VINCE NEILSTEIN WENT TO AN INSANE CLOWN POSSE SHOW. AND THEN HE BLOGGED ABOUT IT.
The most important thing you need to know about an Insane Clown Posse show is that the band (can we even call them a band?) have an entire crew on tour with them — maybe 3 or 4 dudes — whose sole job it is to make sure Shaggy 2 Dope and Violent Jay have several 2 liter bottles of Faygo on stage within arm’s reach at all times. These guys — let’s call them Faygo Stocker Dudes — are essentially the equivalent of guitar and drum techs; with the absence of any real instruments, Faygo essentially IS the instrument, the crucial element of an ICP show. At pre-determined climactic moments, the Faygo Stocker Dudes themselves join in with the soda-spraying madness and drench the audience in diet root beer along with ICP.
That gigantic semi trailer parked outside the venue? No instruments, no stage props, no scrims… JUST FAYGO. Thousands of 2-liter bottles of the stuff. All diet root beer, natch.
Oh, and every wall and speaker cabinet in the entire venue was wrapped in soda-repelling plastic.
Does that set the stage for what I witnessed last Friday in NYC?
What the fuck was I doing at an Insane Clown Posse show??? Fine question. ICP decided to grace NYC with their presence for the first time in 10 years, and good friend of MetalSucks Juggalo Bob offered me a free ticket, an offer I couldn’t refuse. The show was at Gramercy Theater, at 600 capacity 1/5th the size of a venue they could sell out, but booked as a special die-hards-only precursor to their performance last weekend at the Bamboozle Festival.
Going to an Insane Clown Posse show is like going to a Gwar show; you have no choice but to be completely immersed in it, and you’ll inevitably be soaked head-to-toe in Faygo afterwards. It’s all about the Faygo; Shaggy and Jay must’ve gone through 100 bottles of it, if not more. Unscrew it with one slick motion, plug a finger in the bottle’s mouth, shake it up, and BAM! either a) release the thumb and let the sweet juice spring forth onto the audience’s heads, b) keep the thumb partially covering the mouth to create a controlled spray, or c) turn it upside down and launch the bottle like a rocket grenade (I saw several bottles go 50 feet or more).

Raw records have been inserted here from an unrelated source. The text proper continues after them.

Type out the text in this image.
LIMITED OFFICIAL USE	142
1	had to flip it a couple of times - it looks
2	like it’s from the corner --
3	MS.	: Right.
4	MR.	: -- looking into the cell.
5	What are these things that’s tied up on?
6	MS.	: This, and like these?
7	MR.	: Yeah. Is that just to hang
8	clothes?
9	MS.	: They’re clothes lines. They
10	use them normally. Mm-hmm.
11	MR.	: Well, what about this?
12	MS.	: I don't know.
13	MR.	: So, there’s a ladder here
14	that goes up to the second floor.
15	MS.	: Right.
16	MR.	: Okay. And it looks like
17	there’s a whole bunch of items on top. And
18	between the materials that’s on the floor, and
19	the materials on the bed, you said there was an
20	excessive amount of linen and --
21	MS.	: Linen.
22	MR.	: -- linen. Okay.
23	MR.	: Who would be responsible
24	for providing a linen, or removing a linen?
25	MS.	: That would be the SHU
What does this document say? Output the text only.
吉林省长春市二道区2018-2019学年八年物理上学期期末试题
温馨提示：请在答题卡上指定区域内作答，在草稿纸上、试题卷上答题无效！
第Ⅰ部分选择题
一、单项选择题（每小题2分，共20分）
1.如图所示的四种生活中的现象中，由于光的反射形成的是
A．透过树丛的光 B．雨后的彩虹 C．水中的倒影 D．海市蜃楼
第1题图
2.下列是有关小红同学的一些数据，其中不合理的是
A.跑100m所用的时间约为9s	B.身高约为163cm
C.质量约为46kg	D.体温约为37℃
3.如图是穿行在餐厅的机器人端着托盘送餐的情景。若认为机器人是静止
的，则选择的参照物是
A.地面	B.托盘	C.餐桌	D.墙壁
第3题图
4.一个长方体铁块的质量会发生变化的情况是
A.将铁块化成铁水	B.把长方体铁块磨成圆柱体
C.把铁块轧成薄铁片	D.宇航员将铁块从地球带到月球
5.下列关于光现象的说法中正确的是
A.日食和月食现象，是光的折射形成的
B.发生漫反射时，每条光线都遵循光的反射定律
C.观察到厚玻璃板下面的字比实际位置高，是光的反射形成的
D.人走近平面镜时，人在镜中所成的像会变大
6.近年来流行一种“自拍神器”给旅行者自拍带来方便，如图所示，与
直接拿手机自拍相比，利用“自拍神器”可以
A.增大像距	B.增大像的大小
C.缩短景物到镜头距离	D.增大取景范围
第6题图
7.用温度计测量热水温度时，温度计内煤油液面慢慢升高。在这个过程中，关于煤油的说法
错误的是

How does one even get hired as a Faygo Stocking Dude? Does ICP hold try-outs in which would-be Faygo Stocking Dudes display their Faygo-spraying finesse? Is there a totem pole up which any aspiring Faygo Stocking Dude must climb? Are there an army of Faygo Stocking Dude interns shadowing the veteran Faygo Stocking Dudes like a new waiter hiree in a restaurant? Do Faygo Stocking Dudes receive benefits and have social security tax withdrawn from their paychecks???

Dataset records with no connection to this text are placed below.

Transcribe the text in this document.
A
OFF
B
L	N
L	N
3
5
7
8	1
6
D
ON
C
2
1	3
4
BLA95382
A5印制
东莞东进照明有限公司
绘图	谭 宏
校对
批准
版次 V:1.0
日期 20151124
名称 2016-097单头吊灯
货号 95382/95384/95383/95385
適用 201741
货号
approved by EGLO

In this video I found of the show on the YouTubes you can see all the Faygo bottles lying in wait, perched by the dozen on stands. Around 0:25 you can see a Faygo Stocker Dude doing his Faygo Stocking thang. Then at 0:50 five masked Faygo Stocker Dudes come out of nowhere and wreak havoc upon the audience! And when the chorus ends they vacate the stage just as quickly as they appeared, and Violent Jay gets jiggy with some Faygo spray:
Faygo notwithstanding, everything else at the ICP concert was basically a side-show. Yeah, there were lots of juggalos — maybe 5% of which wore facepaint — but they were a surprisingly tame bunch and not unlike the crowd you’d expect to see at, say, a Korn show in their overall aesthetic (braided white-boy hair, baggy black cargo pants with superflous chains and zippers, etc). They’re also wimps. Bob took me into the pit for the end of the show and I was pretty much the toughest guy in there, which says a lot because I am definitely not tough. I guess ICP fans were more concerned with loudly singing along to their favorite songs than moshing. Me, I just wanted more Faygo.
So, in conclusion, getting sprayed by Faygo for an hour and a half was pretty awesome. I don’t know that I’d do it again, but I sure did have fun!